There's obviously some quasi-religious themery going on here, which I don't feel too much of a need to pay attention to lyrics-wise. That said, there's something indescribable about the sonics of religious psychedelia, particularly that which comes from the West. Visually and sonically, I can't help but think of The Electric Prunes, purveyors of acid rock that was not only suitable for the church but sounded like it had been recorded in one.

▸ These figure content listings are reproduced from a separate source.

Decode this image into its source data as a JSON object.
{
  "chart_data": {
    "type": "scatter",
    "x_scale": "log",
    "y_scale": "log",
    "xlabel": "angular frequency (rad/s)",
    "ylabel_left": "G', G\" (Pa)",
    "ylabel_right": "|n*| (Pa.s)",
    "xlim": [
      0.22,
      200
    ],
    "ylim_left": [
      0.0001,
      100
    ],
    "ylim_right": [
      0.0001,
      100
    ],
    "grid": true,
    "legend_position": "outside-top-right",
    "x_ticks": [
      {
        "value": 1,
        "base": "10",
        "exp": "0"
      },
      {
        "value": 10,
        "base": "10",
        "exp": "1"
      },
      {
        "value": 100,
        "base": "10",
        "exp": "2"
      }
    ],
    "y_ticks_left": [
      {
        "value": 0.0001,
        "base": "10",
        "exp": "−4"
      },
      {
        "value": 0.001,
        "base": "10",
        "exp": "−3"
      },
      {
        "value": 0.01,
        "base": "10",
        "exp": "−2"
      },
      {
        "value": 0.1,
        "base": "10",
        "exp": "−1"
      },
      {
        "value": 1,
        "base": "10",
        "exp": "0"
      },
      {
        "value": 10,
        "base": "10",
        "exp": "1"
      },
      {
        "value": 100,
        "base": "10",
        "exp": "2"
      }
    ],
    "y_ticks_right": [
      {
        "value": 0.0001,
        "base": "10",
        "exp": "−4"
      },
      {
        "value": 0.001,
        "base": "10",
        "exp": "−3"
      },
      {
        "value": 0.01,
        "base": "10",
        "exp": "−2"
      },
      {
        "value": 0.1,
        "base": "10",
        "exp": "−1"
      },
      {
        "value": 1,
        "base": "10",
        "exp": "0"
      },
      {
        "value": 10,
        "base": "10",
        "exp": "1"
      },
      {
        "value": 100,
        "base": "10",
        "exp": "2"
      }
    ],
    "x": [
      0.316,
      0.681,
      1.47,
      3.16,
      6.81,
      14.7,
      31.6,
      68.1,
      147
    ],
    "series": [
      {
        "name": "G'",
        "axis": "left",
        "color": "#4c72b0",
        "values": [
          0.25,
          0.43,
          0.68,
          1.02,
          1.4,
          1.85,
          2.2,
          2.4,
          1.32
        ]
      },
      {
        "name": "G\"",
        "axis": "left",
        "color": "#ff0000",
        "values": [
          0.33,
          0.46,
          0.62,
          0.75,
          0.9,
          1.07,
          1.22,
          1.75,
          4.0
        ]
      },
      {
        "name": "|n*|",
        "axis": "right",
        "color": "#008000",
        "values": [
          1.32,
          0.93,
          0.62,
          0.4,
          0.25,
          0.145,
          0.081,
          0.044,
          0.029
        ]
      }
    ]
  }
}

Christian religious traditions, as far as I can tell, love the idea of big, flamboyant, unknowable vastness, and the musical translation of that sensibility is never not cool.
There are songs on here that sound positively Dean Blunt-like (Flesh), songs that must surely be a joke but slap anyway (Golden Goose), unabashed arena rock excursions (Shine), and songs that anticipated the whole white dudes doing '90s r'n'b scene of the early 2010s (Tiny Demons). Every Todd Rundgren album that I've read about is reputed to have been recorded in a fit of creativity on this or that drug, and I mostly believe that. Opiate of the masses, etc, etc.